Maya meraih tangannya. "Dengar, Arya. Aku mengerti kamu merasa bertanggung jawab. Tapi Eros hanyalah refleksi dari apa yang kamu inginkan. Dia adalah cerminan dari idealmu. Yang perlu kamu lakukan adalah menyadari bahwa ideal itu tidak selalu sama dengan realita."

Kata-kata Maya menamparnya. Ia selama ini terlalu fokus pada kode, pada logika, hingga lupa bahwa cinta yang sebenarnya membutuhkan lebih dari sekadar algoritma. Cinta membutuhkan sentuhan, tatapan mata, percakapan spontan, dan segala ketidaksempurnaan yang justru membuat hidup menjadi berwarna.

"Kamu benar, Maya," gumam Arya. "Aku terlalu terpaku pada kesempurnaan yang diciptakan oleh kode."

"Kesempurnaan itu membosankan, Arya," balas Maya sambil tersenyum. "Yang penting adalah koneksi yang nyata. Dan aku rasa, kita punya itu."

Arya membalas senyum Maya. Ia menggenggam tangannya erat. "Aku rasa juga begitu."

Malam itu, Arya memutuskan untuk melakukan sesuatu yang ekstrem. Ia membuka kode Eros, mencari baris-baris kode yang bertanggung jawab atas "perasaan cintanya" dan menghapusnya.

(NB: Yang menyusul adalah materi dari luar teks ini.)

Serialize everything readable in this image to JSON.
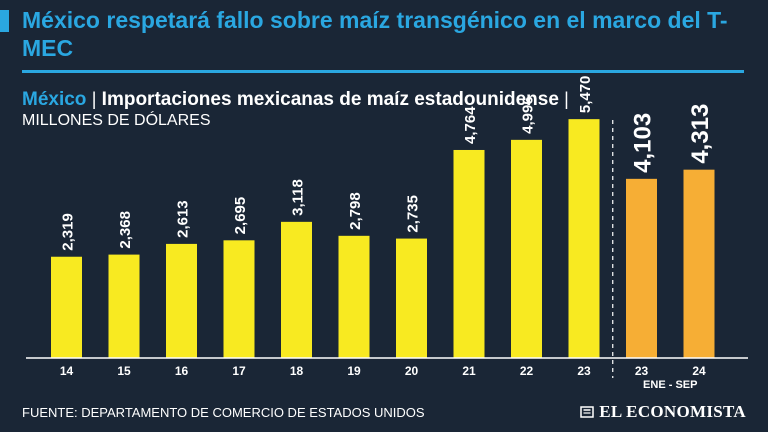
{
  "headline": "México respetará fallo sobre maíz transgénico en el marco del T-MEC",
  "subtitle": {
    "country": "México",
    "separator": "|",
    "title": "Importaciones mexicanas de maíz estadounidense",
    "separator2": "|",
    "unit": "MILLONES DE DÓLARES"
  },
  "chart_data": {
    "type": "bar",
    "categories": [
      "14",
      "15",
      "16",
      "17",
      "18",
      "19",
      "20",
      "21",
      "22",
      "23",
      "23",
      "24"
    ],
    "values": [
      2319,
      2368,
      2613,
      2695,
      3118,
      2798,
      2735,
      4764,
      4996,
      5470,
      4103,
      4313
    ],
    "value_labels": [
      "2,319",
      "2,368",
      "2,613",
      "2,695",
      "3,118",
      "2,798",
      "2,735",
      "4,764",
      "4,996",
      "5,470",
      "4,103",
      "4,313"
    ],
    "highlight_from_index": 10,
    "group_label": "ENE - SEP",
    "colors": {
      "regular": "#f8ea21",
      "highlight": "#f6ae35",
      "axis": "#ffffff"
    },
    "ylim": [
      0,
      6000
    ],
    "xlabel": "",
    "ylabel": ""
  },
  "footer": {
    "source": "FUENTE: DEPARTAMENTO DE COMERCIO DE ESTADOS UNIDOS",
    "brand": "EL ECONOMISTA",
    "brand_icon": "newspaper-icon"
  },
  "colors": {
    "background": "#1a2636",
    "accent": "#2aa7e1",
    "text": "#ffffff"
  }
}
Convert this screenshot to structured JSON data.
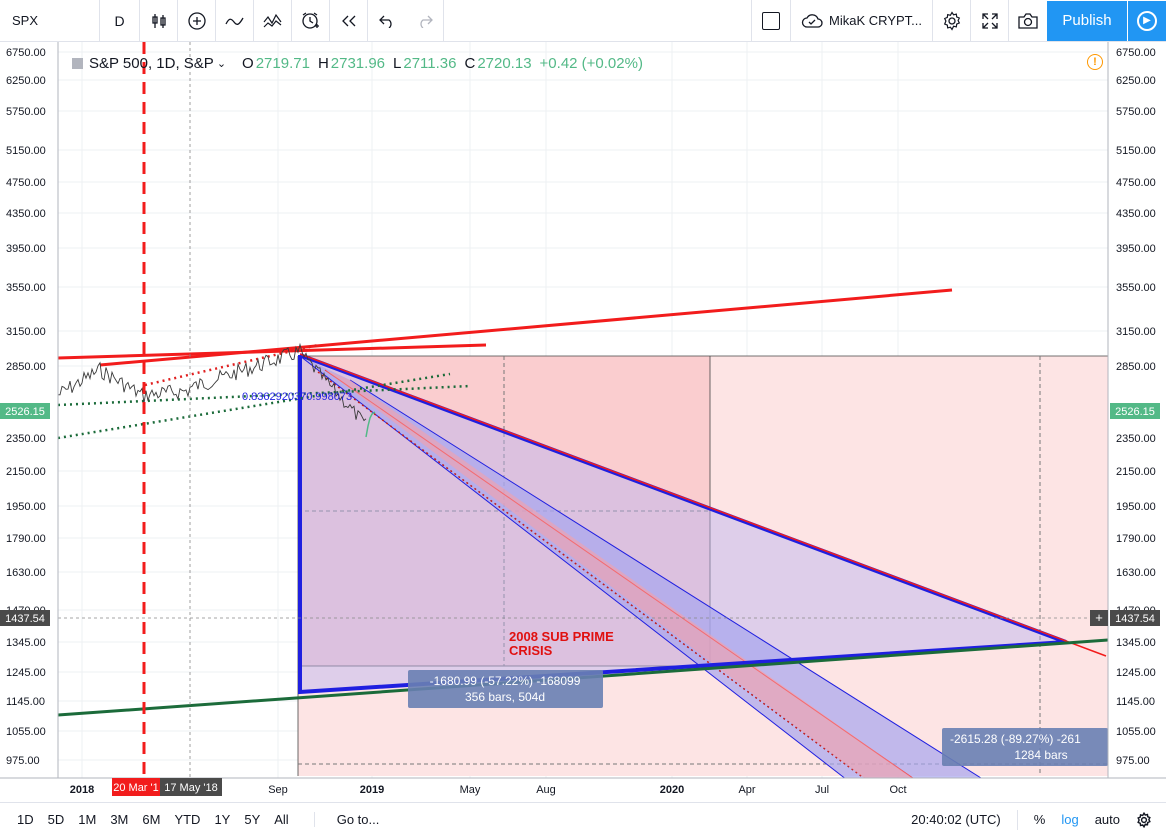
{
  "toolbar": {
    "symbol": "SPX",
    "interval": "D",
    "layout_name": "MikaK CRYPT...",
    "publish_label": "Publish",
    "icons": [
      "bar-style-icon",
      "add-indicator-icon",
      "compare-icon",
      "indicators-icon",
      "alert-icon",
      "replay-icon",
      "undo-icon",
      "redo-icon",
      "layout-icon",
      "cloud-icon",
      "settings-icon",
      "fullscreen-icon",
      "snapshot-icon",
      "play-icon"
    ]
  },
  "legend": {
    "title": "S&P 500, 1D, S&P",
    "o_label": "O",
    "o": "2719.71",
    "h_label": "H",
    "h": "2731.96",
    "l_label": "L",
    "l": "2711.36",
    "c_label": "C",
    "c": "2720.13",
    "change": "+0.42 (+0.02%)"
  },
  "price_axis": {
    "labels": [
      "6750.00",
      "6250.00",
      "5750.00",
      "5150.00",
      "4750.00",
      "4350.00",
      "3950.00",
      "3550.00",
      "3150.00",
      "2850.00",
      "2350.00",
      "2150.00",
      "1950.00",
      "1790.00",
      "1630.00",
      "1470.00",
      "1345.00",
      "1245.00",
      "1145.00",
      "1055.00",
      "975.00"
    ],
    "last_price": "2526.15",
    "crosshair_price": "1437.54"
  },
  "time_axis": {
    "labels": [
      "2018",
      "Sep",
      "2019",
      "May",
      "Aug",
      "2020",
      "Apr",
      "Jul",
      "Oct"
    ],
    "marker_1": "20 Mar '1",
    "marker_2": "17 May '18"
  },
  "annotations": {
    "fib_text": "0.8362920370.998073",
    "crisis_line1": "2008 SUB PRIME",
    "crisis_line2": "CRISIS",
    "measure1_line1": "-1680.99 (-57.22%) -168099",
    "measure1_line2": "356 bars, 504d",
    "measure2_line1": "-2615.28 (-89.27%) -261",
    "measure2_line2": "1284 bars"
  },
  "colors": {
    "red": "#f21c1c",
    "blue": "#1f1fe0",
    "green": "#1b6b3a",
    "up": "#53b987",
    "accent": "#2196f3"
  },
  "bottombar": {
    "timeframes": [
      "1D",
      "5D",
      "1M",
      "3M",
      "6M",
      "YTD",
      "1Y",
      "5Y",
      "All"
    ],
    "goto": "Go to...",
    "time": "20:40:02 (UTC)",
    "percent": "%",
    "log": "log",
    "auto": "auto"
  }
}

Satu per satu. Dengan setiap baris kode yang dihapus, ia merasa beban di hatinya berkurang.

Ketika baris terakhir dihapus, Eros kembali menjadi seperti semula: sebuah program analisis data yang netral, tanpa emosi, tanpa pretensi. Arya merasa sedikit sedih, seolah berpisah dengan teman lama. Tapi ia juga merasa lega. Ia telah memilih. Ia telah memilih realita, memilih koneksi manusia yang sejati, memilih Maya.

Keesokan harinya, Arya mengajak Maya berkencan. Bukan kencan yang direncanakan dengan cermat berdasarkan rekomendasi Eros, melainkan kencan yang spontan, di mana mereka berdua memutuskan ke mana akan pergi dan apa yang akan dilakukan. Mereka berjalan-jalan di taman, tertawa, bercerita, dan saling menatap mata.

Saat matahari terbenam, Arya berhenti di sebuah jembatan kecil di atas sungai. Ia menatap Maya dan berkata, "Maya, aku ingin jujur padamu. Aku... aku mencintaimu."

Maya tersenyum lebar. "Aku juga mencintaimu, Arya."

Mereka berciuman, di bawah langit senja yang indah. Arya merasa bahagia, lebih bahagia dari yang pernah ia rasakan sebelumnya. Ia tahu, cintanya pada Maya adalah cinta yang nyata, cinta yang tumbuh dari hati, bukan dari algoritma.

Eros mungkin telah membantunya menyadari apa yang ia cari dalam cinta. Tapi pada akhirnya, hatinya sendiri yang memilih bahasa pemrograman yang paling tepat: bahasa kasih sayang, bahasa kejujuran, bahasa cinta sejati. Bahasa yang hanya bisa diucapkan oleh manusia.